In my first week in Nara, a young woman had been coming to my house for three consecutive days to see me. The first two days I had stayed too long at the office and she was already gone when I came home which was not good, so I was told by Kodjo, but on the third day she was still sitting in front of my house when I hurried home earlier from work not to upset Kodjo again. Aicha ! A beautiful name and a beautiful woman.
” Aicha wants to cook for you ” , Kodjo said. ” She is a good cook, and you have to eat. “
That was definitely true and I had not been eating a lot these last exciting days. So what the heck, let her cook, I thought. Aicha had a tiny baby, named Moussa and now my houdehold counted already three – not including the animals like Egon, the water-fetching donkey and the young but growing chicken family.
Aicha visited every day the Nara market, understandably preferring the food and kitchenalia line, bringing home whatever she needed to make us a healthy Sahel meal.
She had a budget to buy groceries and meat that she used during the whole month and the money was better guarded than a donation box in a catholic church in Poland.
For lunch she usually prepared rice with different Malian traditional sauces or stews everyday. In the evening there was grilled chicken, grilled fish or beef skewers with fried potatoes, vegetables or sometimes salad. And no I did not get sick from the salad. The menu could also offer couscous. Except for the meat and the onions none of the ingredients were familiar to me. It did not matter. She made ginger juices, prepared her own chilli paste, called piment in Nara. She baked maize bread. Cooked with red palm oil.
She made a sauce from Baobab leaves. Cooked with Cassava and bananas. Huge bananas!
Made a peanut butter sauce with chicken and chilli ! YES!!
It did not occur to me that my colleagues did not eat twice a day hot opulent meals. If you have Aicha ! You love Aicha !
With the equipment I had received cooking did not always go smooth. Even Martha the Sahel hound ( I will tell her story a little later ) could not help at times. It was my employers philosophy that technical advisors in developing countries should not display too much luxury. No luxury at all in fact. And indeed nobody had a gas stove in Nara.
But Aicha cooked ! And she took this task serious. Very serious! After a while she cooked on fire and then the food got even better. Fresh, lovingly prepared food. Aicha’s cooking became famous in Bamako because colleagues and friends visiting me and not living the same culinary pleasures as I did, told wondrous stories about Aicha’s meals.
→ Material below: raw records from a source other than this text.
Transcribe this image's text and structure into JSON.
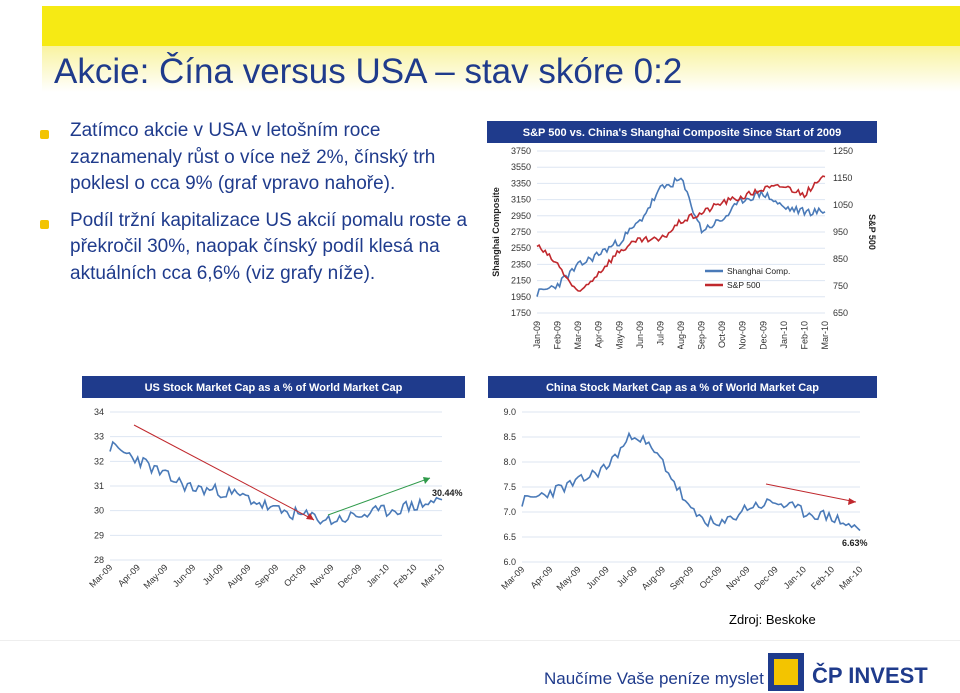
{
  "page": {
    "title": "Akcie: Čína versus USA – stav skóre 0:2",
    "bullets": [
      "Zatímco akcie v USA v letošním roce zaznamenaly růst o více než 2%, čínský trh poklesl o cca 9% (graf vpravo nahoře).",
      "Podíl tržní kapitalizace US akcií pomalu roste a překročil 30%, naopak čínský podíl klesá na aktuálních cca 6,6% (viz grafy níže)."
    ],
    "source": "Zdroj: Beskoke",
    "tagline": "Naučíme Vaše peníze myslet",
    "brand": "ČP INVEST"
  },
  "colors": {
    "title_blue": "#1f3b8c",
    "yellow": "#f6ea14",
    "bullet_yellow": "#f3c400",
    "chart_header": "#1f3b8c",
    "blue_series": "#4a7ab8",
    "red_series": "#c0282d",
    "green_trend": "#2f9a4a",
    "grid": "#dde6f2"
  },
  "chart_data": [
    {
      "type": "line",
      "title": "S&P 500 vs. China's Shanghai Composite Since Start of 2009",
      "ylabel": "Shanghai Composite",
      "y2label": "S&P 500",
      "categories": [
        "Jan-09",
        "Feb-09",
        "Mar-09",
        "Apr-09",
        "May-09",
        "Jun-09",
        "Jul-09",
        "Aug-09",
        "Sep-09",
        "Oct-09",
        "Nov-09",
        "Dec-09",
        "Jan-10",
        "Feb-10",
        "Mar-10"
      ],
      "ylim": [
        1750,
        3750
      ],
      "yticks": [
        1750,
        1950,
        2150,
        2350,
        2550,
        2750,
        2950,
        3150,
        3350,
        3550,
        3750
      ],
      "y2lim": [
        650,
        1250
      ],
      "y2ticks": [
        650,
        750,
        850,
        950,
        1050,
        1150,
        1250
      ],
      "series": [
        {
          "name": "Shanghai Comp.",
          "axis": "left",
          "color": "#4a7ab8",
          "values": [
            1990,
            2100,
            2330,
            2480,
            2630,
            2880,
            3280,
            3400,
            2770,
            2900,
            3150,
            3230,
            3050,
            3000,
            3000
          ]
        },
        {
          "name": "S&P 500",
          "axis": "right",
          "color": "#c0282d",
          "values": [
            900,
            830,
            720,
            800,
            880,
            920,
            920,
            990,
            1020,
            1060,
            1080,
            1110,
            1120,
            1090,
            1155
          ]
        }
      ],
      "legend": "center-right"
    },
    {
      "type": "line",
      "title": "US Stock Market Cap as a % of World Market Cap",
      "categories": [
        "Mar-09",
        "Apr-09",
        "May-09",
        "Jun-09",
        "Jul-09",
        "Aug-09",
        "Sep-09",
        "Oct-09",
        "Nov-09",
        "Dec-09",
        "Jan-10",
        "Feb-10",
        "Mar-10"
      ],
      "ylim": [
        28,
        34
      ],
      "yticks": [
        28,
        29,
        30,
        31,
        32,
        33,
        34
      ],
      "series": [
        {
          "name": "",
          "color": "#4a7ab8",
          "values": [
            32.6,
            32.1,
            31.4,
            30.9,
            30.8,
            30.5,
            30.0,
            29.8,
            29.6,
            29.8,
            30.0,
            30.2,
            30.44
          ]
        }
      ],
      "annotations": [
        "30.44%"
      ]
    },
    {
      "type": "line",
      "title": "China Stock Market Cap as a % of World Market Cap",
      "categories": [
        "Mar-09",
        "Apr-09",
        "May-09",
        "Jun-09",
        "Jul-09",
        "Aug-09",
        "Sep-09",
        "Oct-09",
        "Nov-09",
        "Dec-09",
        "Jan-10",
        "Feb-10",
        "Mar-10"
      ],
      "ylim": [
        6.0,
        9.0
      ],
      "yticks": [
        6.0,
        6.5,
        7.0,
        7.5,
        8.0,
        8.5,
        9.0
      ],
      "series": [
        {
          "name": "",
          "color": "#4a7ab8",
          "values": [
            7.2,
            7.4,
            7.6,
            7.9,
            8.6,
            8.0,
            7.0,
            6.7,
            7.1,
            7.2,
            7.0,
            6.9,
            6.63
          ]
        }
      ],
      "annotations": [
        "6.63%"
      ]
    }
  ]
}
Aicha’s cooking was so tasteful and amazing that I could negotiate more than once a reduction in consultants fees for training and other educational measures in Nara when meals were included in the payment. Aicha’s meals! Aicha cooked at night for guests and Nara dignitaires. Aicha had a calling and followed through with it.
I did not mention that Aicha was a traditional healer as well!